Herbert Henry Charles Thurston (1856-1939) was an English Jesuit Roman Catholic priest, scholar and active member in the Society for Psychical Research. He held a more positive view of psi than did other Roman Catholics in his lifetime, although he was sharply critical of Spiritualism.
Herbert Thurston was born in London on November 15, 1856. He was given a Jesuit education and received his BA from the University of London. He was ordained as a priest in the Society of Jesus in 1890. He wrote extensively on the saints, also about psychical research, and although some Catholics criticized him for being too sympathetic he was mainly known as a skeptic, because of his critical attitude towards the legends surrounding the saints. He wrote more than 800 articles.1 The books listed below relate, directly or indirectly, to psychical research.
Although sharply critical of superstition, especially regarding the saints,2 Thurston accepted the existence of psi and considered it in part a naturalistic phenomenon.3 With regard to survival, he doubted that mediums provide access to the dead in the afterlife, although he considered this possible. He criticized Spiritualism for its confidence that the entities with whom mediums communicate are only the dead: some ‘communications’ may originate in the medium’s subconscious, he felt, while many alleged communications appear to be self-contradictory.4 Thurston further warned that mediums may be communicating with demonic entities or other malevolent beings. He was also open to the possibility that communicators may be beings from another dimension. Thurston accepted poltergeist phenomena as genuine; however, he rejected the widely held modern view that the poltergeist agent, often a person entering puberty, is the sole cause of the phenomena. Rather, Thurston considered the agent to be a de facto medium and the poltergeist to be ‘a proof of the existence of a world of spiritual agencies, not cognoscible directly by our sense perception’.5
Thurston died in London on November 3, 1939.
Thurston, H.G.C. (1915) The Memory of our dead. (London: Burns and Oates).
Thurston, H.G.C. (1920). Spiritualism: a catholic view. In: The living age, 8th series, volume 17. (Boston: The Living Age Company), pp. 652-6.
Thurston, H.G.C. (1933a). The church and spiritualism. (Milwaukee: The Bruce Publishing Company).

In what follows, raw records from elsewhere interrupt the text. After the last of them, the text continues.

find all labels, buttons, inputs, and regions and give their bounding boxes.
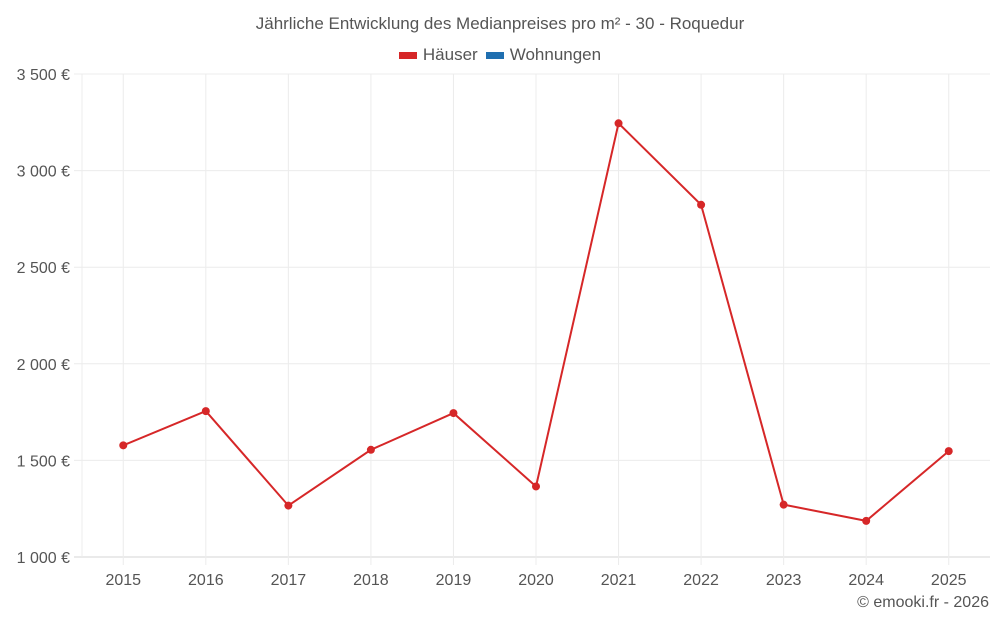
x-tick-label: 2019 <box>436 572 472 589</box>
data-point[interactable] <box>284 501 293 510</box>
legend-item-apartments[interactable]: Wohnungen <box>485 45 602 65</box>
data-point[interactable] <box>944 447 953 456</box>
data-point[interactable] <box>614 119 623 128</box>
x-tick-label: 2020 <box>518 572 554 589</box>
data-point[interactable] <box>779 500 788 509</box>
data-point[interactable] <box>449 409 458 418</box>
x-tick-label: 2016 <box>188 572 224 589</box>
x-tick-label: 2015 <box>105 572 141 589</box>
x-tick-label: 2025 <box>931 572 967 589</box>
x-tick-label: 2017 <box>271 572 307 589</box>
y-tick-label: 3 500 € <box>17 67 70 84</box>
data-point[interactable] <box>366 445 375 454</box>
data-point[interactable] <box>119 441 128 450</box>
legend-label-apartments: Wohnungen <box>509 45 602 64</box>
data-point[interactable] <box>697 200 706 209</box>
x-tick-label: 2022 <box>683 572 719 589</box>
data-point[interactable] <box>201 407 210 416</box>
y-tick-label: 2 000 € <box>17 357 70 374</box>
legend-item-houses[interactable]: Häuser <box>398 45 478 65</box>
y-tick-label: 3 000 € <box>17 164 70 181</box>
legend: Häuser Wohnungen <box>0 45 1000 65</box>
data-point[interactable] <box>532 482 540 491</box>
y-tick-label: 2 500 € <box>17 260 70 277</box>
x-tick-label: 2024 <box>848 572 884 589</box>
x-tick-label: 2018 <box>353 572 389 589</box>
x-tick-label: 2023 <box>766 572 802 589</box>
chart-title: Jährliche Entwicklung des Medianpreises … <box>255 14 745 33</box>
data-point[interactable] <box>862 516 871 525</box>
y-tick-label: 1 000 € <box>17 550 70 567</box>
y-tick-label: 1 500 € <box>17 453 70 470</box>
copyright-credit: © emooki.fr - 2026 <box>857 594 989 611</box>
legend-swatch-apartments <box>485 51 504 59</box>
legend-label-houses: Häuser <box>422 45 478 64</box>
x-tick-label: 2021 <box>601 572 637 589</box>
legend-swatch-houses <box>398 51 417 59</box>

Thurston, H.G.C. (1933b). Superstition: a backward glance over nineteen centuries.(London: The Centenery Press).
Thurston, H.G.C. (1934). Beauraing and other apparitions. (London: Burns, Oates, and Washbourne).
Thurston, H.G.C. (1952a). Physical phenomena of mysticism. (London: Burns and Oates).
Thurston, H.G.C. (1953). Ghosts and poltergeists. (London: Burns and Oates).
Thurston, H.G.C. (1955). Surprising mystics. (Chicago. Henry Regnery).
- 1. Heimann, M. (2009). Herbert Henry Charles Thurston (1856–1939). Oxford Dictionary of National Biography. Oxford: Oxford University Press; online edition at http://www.oxforddnb.com/view/article/48528. Accessed November 11, 2014.
- 2. (Thurston, H.G.C. (1933b). Superstition: a backward glance over nineteen centuries. (London:The Centenery Press).
- 3. Thurston, H.G.C. (1933a). The Church and Spiritualism. (Milwaukee: The Bruce Publishing Company).
- 4. Thurston, H.G.C. (1920). Spiritualism: a catholic view. In: The Living Age, 8th series, volume 17.
- 5. Thurston, H.G.C. (1955). Surprising Mystics. (Chicago. Henry Regnery) p. 356.